The third column in the table above displays what the hardware texture unit is really returning to us. As you can see, since 8 bits are used for the fixed point interpolation, the 0.002 step size cannot be represented. The smallest granularity of the interpolation is 1/256 = 0.0039, which is bigger. So, the interpolant will repeat itself every few times before it jumps to the next represetable value. That means, that the colors the texture unit returs to as are not continuous values between 10.0 and 11.0, but some sort of starcase.

The image below is a screenshot of this shader https://www.shadertoy.com/view/Xsf3Dr that you can use to see the effect in your own computer. The image shows in its top half the hardware texture unit in action, interpolating between yellow and blue. The color gradient looks pretty smooth to the eye. However, taking derivatives of the signal highlights the problem. If the values in the gradient were smooth indeed, then derivative of the gradient would be constant (the derivative of a line is a constant with the value of the slope of the line). However, rather than getting a constant color, the derivative (shown in the top part of the image) shows a series of black and white areas. The black areas are the pixels in which the intepolator didn't change values due to the reduced resolution of the 8 bit arithmetic, just as in the numerical table above. The white lines are the pixels at which the interpolant got assigned a new value.

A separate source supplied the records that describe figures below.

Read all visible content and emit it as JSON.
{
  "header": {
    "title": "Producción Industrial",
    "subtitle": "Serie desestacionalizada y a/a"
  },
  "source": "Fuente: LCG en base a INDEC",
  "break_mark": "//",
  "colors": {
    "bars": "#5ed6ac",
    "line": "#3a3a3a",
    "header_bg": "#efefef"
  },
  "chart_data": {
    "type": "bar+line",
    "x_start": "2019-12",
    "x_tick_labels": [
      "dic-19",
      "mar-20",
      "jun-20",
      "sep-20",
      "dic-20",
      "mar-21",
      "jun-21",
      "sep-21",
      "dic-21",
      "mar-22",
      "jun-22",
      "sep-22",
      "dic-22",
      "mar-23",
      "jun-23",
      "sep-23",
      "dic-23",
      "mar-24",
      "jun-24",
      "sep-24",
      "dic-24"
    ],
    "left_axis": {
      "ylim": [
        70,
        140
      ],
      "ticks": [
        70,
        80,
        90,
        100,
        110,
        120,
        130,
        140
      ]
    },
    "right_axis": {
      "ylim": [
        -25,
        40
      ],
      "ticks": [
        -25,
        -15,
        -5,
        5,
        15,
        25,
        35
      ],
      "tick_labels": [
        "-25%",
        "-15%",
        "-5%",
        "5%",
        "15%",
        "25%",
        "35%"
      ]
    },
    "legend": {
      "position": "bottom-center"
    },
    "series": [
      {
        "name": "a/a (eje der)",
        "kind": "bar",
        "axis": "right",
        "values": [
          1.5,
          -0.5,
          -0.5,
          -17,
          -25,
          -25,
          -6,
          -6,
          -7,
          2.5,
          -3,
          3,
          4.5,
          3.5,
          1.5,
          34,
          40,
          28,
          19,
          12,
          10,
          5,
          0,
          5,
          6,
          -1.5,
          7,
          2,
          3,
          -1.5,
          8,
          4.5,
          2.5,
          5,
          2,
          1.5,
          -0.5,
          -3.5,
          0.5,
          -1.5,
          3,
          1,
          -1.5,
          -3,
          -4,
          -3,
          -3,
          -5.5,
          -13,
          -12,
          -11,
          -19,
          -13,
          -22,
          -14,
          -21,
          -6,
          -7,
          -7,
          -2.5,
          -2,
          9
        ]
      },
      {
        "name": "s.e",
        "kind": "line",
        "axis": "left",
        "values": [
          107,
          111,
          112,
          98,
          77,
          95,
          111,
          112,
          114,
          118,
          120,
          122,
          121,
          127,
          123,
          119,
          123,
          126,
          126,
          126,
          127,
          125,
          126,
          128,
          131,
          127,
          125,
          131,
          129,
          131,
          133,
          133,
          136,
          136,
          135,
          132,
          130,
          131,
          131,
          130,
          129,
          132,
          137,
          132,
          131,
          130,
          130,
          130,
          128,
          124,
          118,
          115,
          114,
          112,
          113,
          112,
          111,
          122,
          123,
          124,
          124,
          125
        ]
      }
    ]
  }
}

Realtime demonstration of the problem: https://www.shadertoy.com/view/Xsf3Dr


The second half of the image shows the correct linear interpolation of the same two colors, which looks visually very similar to the hardware interpolator. The bottom part of the image shows a constant color, which is the expected constant derivative between the blue and yellow colors.

How to workaround it


The fix to the problem is easy - do not use the hardware interpolator, but do the bilinear filtering by hand. Or in other words, rather than doing:

// regular texture fetching
vec4 textureBad( sampler2D sam, vec2 uv )
{
    return texture( sam, uv );
}
do this instead:
// improved bilinear interpolated texture fetch
vec4 textureGood( sampler2D sam, vec2 uv )
{
    vec2 res = textureSize( sam );

    vec2 st = uv*res - 0.5;

    vec2 iuv = floor( st );
    vec2 fuv = fract( st );

    vec4 a = texture( sam, (iuv+vec2(0.5,0.5))/res );
    vec4 b = texture( sam, (iuv+vec2(1.5,0.5))/res );
    vec4 c = texture( sam, (iuv+vec2(0.5,1.5))/res );
    vec4 d = texture( sam, (iuv+vec2(1.5,1.5))/res );

    return mix( mix( a, b, fuv.x),
                mix( c, d, fuv.x), fuv.y );
}
Of course the solution requires 4 times the amount of texture fetches, which might or might not be a problem depending on your application. Luckily these are cache friendly, so probably it is not that bad. You might want to use texelFetch() or textureGather() to do get the four pixel values instead of texture().

Depending on the application, the visual difference between the default texture interpolation and the improved one can be massive, as seen in the first image of the article which is magnified below. This type of error is even more observable under animated cameras.